What about the keys I already pasted?
Honestly? Rotate them.
Go to each vendor (Stripe, Supabase, OpenAI, whatever), find "rotate key" or "regenerate," click it, the old key dies. The new one goes straight into your lock box, where Claude can use it but never see it.
Yes, this is annoying. Yes, it takes 30 minutes. Yes, do it anyway. Pretend you got an email saying "your old keys are now public." Because honestly, you don't know that they aren't.
FAQ
Wait, is my data actually leaked?
Probably not in the "criminals are draining your account right now" sense. But your keys are in places you can't audit. Rotate them, put the new ones in the lock box, and move on.
How much does this cost?
Free. Open source. You download it and run it. There's no account, no subscription, no "free tier" trick. It runs on your computer. We don't see your keys either.
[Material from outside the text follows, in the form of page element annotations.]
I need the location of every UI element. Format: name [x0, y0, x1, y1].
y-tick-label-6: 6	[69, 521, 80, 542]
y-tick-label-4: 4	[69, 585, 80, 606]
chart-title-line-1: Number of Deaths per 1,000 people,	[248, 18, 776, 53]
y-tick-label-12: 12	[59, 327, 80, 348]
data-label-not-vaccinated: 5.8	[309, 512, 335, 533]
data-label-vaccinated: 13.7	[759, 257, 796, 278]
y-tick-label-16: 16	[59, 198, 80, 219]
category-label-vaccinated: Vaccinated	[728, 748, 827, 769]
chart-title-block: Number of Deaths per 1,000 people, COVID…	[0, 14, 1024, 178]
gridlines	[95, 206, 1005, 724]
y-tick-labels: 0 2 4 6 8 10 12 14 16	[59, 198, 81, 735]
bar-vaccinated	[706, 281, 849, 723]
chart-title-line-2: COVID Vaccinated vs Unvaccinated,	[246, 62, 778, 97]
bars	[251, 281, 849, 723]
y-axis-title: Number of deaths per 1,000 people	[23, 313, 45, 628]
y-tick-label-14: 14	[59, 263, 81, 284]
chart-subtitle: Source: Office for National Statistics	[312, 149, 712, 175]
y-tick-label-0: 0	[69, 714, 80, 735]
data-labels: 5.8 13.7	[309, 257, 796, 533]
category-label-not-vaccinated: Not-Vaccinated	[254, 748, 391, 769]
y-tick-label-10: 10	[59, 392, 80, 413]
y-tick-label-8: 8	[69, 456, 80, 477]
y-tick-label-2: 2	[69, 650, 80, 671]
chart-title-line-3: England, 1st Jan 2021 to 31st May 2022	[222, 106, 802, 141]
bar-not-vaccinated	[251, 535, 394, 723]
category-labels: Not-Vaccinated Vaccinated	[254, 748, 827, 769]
Do I need to be technical to use this?
You need to be comfortable opening Terminal and pasting three commands. If you've been shipping apps with Claude, you've already done harder things than that. After setup, Claude handles the rest.
What about my partner / cofounder / contractor, can they use the same keys?
Not yet. Today, the lock box lives on your machine. A teammate sync feature is coming. When they add or rotate a key, your machine gets the update automatically, end-to-end encrypted. Today: each person has their own lock box.
Will this work on Windows?
macOS and Linux today. Windows installer is in progress.
What if I forget my master password?
There's no recovery. We can't reset it. Nobody can. That's the point: if we could reset it, an attacker could too. Pick a password, write it on paper, put it in your wallet. Treat it like a hardware-wallet seed phrase.